Thursday, January 7, 2010

helpful hints for bookstore customers, part 9

O best beloved bookstore customers,

If you are going to engage me in conversation about my choice of outfit or Glenn Gould's nimble fingers, it is much more efficient (if less entertaining) to use standard conversational gambits. Things like sentences may be boring, but unless you inform me that you have actually instigated a game of charades, or a performance-art-rebus combining mime and monosyllabic noises, then I may just look at you in confusion and disbelief.

You certainly astonished me, and you added a friendly bit of strange to an otherwise ordinary day.

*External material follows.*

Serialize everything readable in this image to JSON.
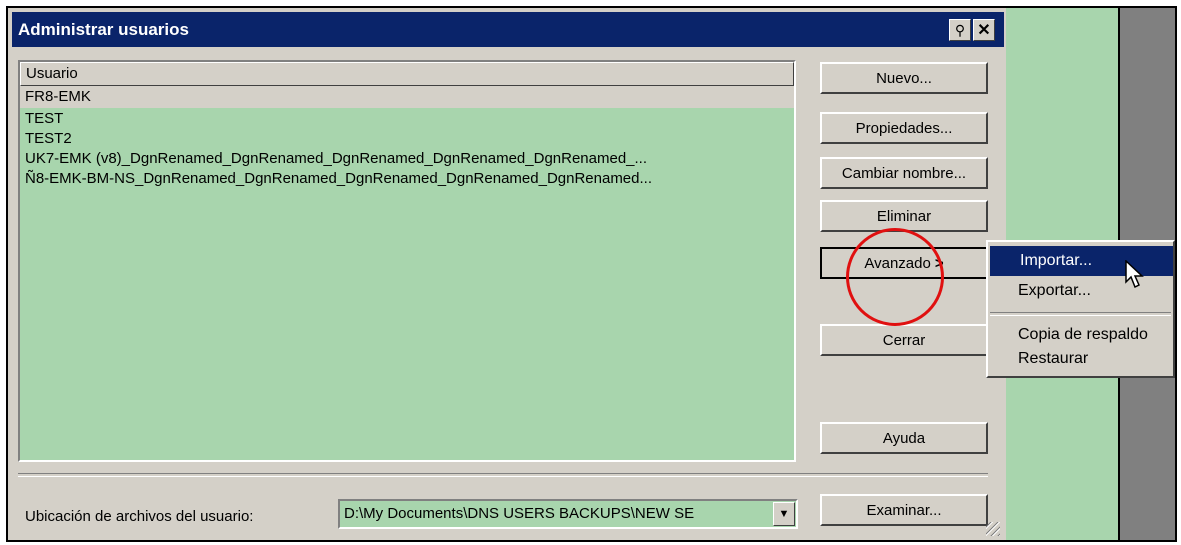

It was nice of you to bring a translator though.

CUSTOMER:
(Fluttering hands from throat to waist.)
Ni, ni, ni.
(Moves one hand into a scallop, to indicate a wave.)
New. Old. New. Old. Young. Ma. Mi. Old. Young.

TRANSLATING COMPANION:
Oh, she means she remembers her mother wearing something like that when she was young. Fashions always come back, you know how it is. Up and down, like always.

CUSTOMER:
(Tapping ear.)
Mi, mi, mi, mi. Ha.

TRANSLATING COMPANION:
She plays piano herself, of course. She's a great musician. Beautiful voice, really beautiful.

CUSTOMER:
(Sighing. Tapping fingers in the air.)
Ooooohhhhh. Vue. Li-lah, li-lah, leeeee.

TRANSLATING COMPANION:
Ever since she was little. She knows all the music by heart. I bet she knows all the music you play here, even.

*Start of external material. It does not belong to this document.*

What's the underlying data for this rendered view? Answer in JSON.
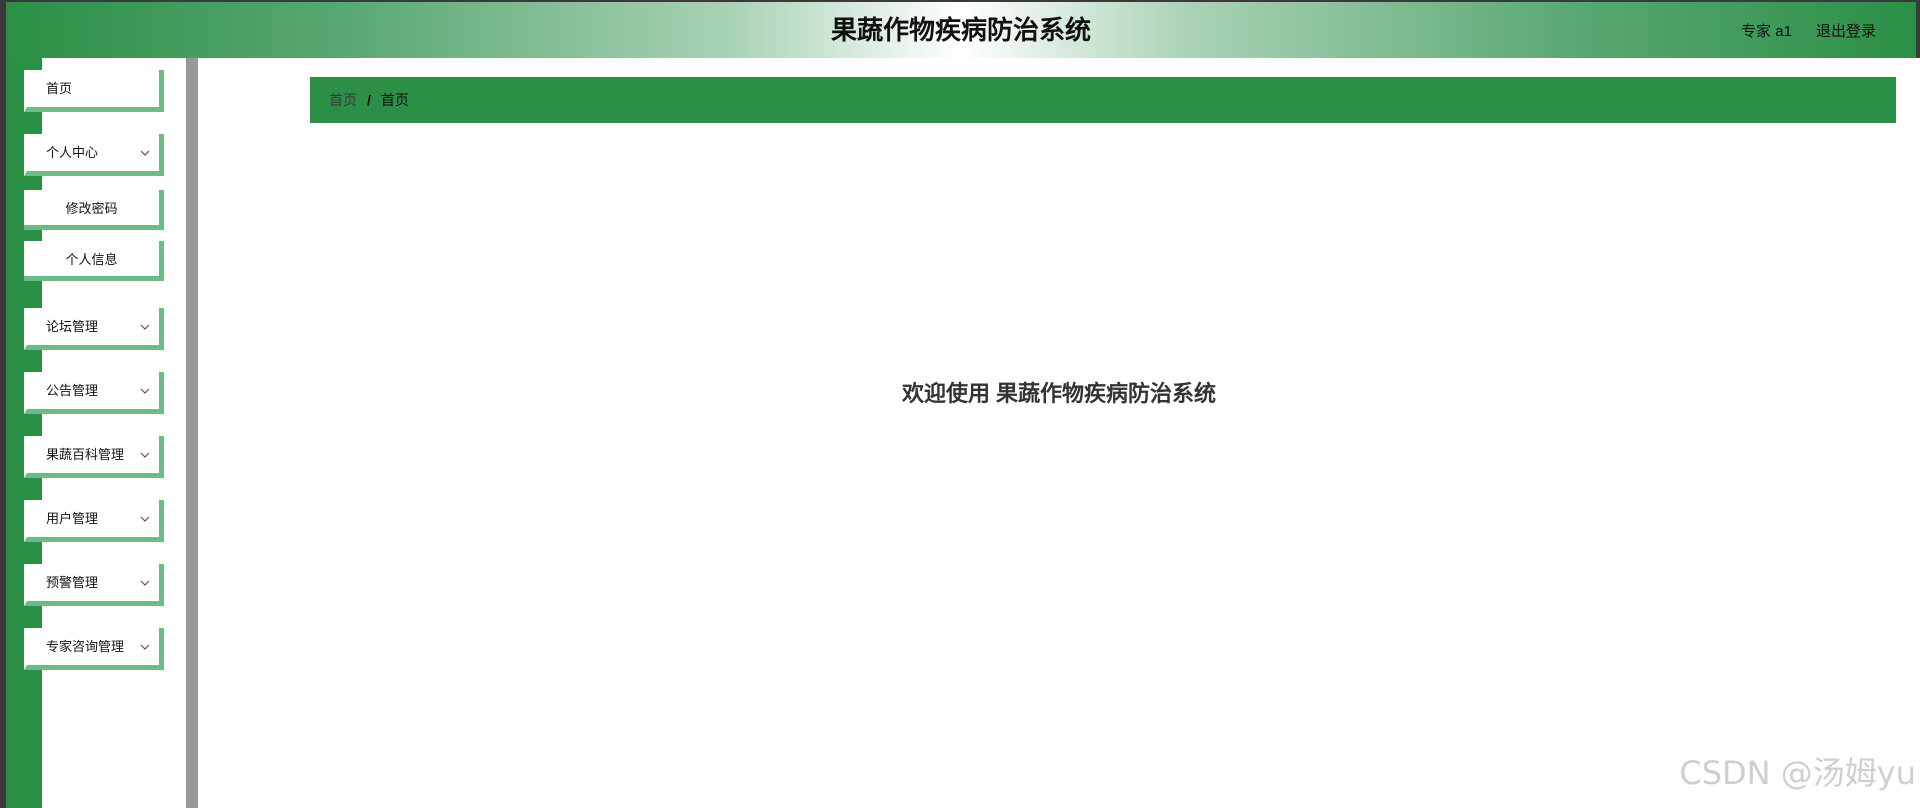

And so on, and so forth. I'm afraid I was so absorbed by the feeling that I had stepped into either a farce or an alternate world, that I have absolutely no memory of what books you ended up taking home. It was knocked out of my head by the way you said, "thank you," and "have a good evening," so that your translator almost translated for me before she realized she didn't have to.

1 comment:

S. Miller said...

Heh, that sounds almost like one of my clients. He knows he's supposed to say "bye" to people when they leave, and once you know him you can understand what he's trying to say the rest of the time, but he confuses the hell out of people unless there's someone standing by to say "oh, he means this."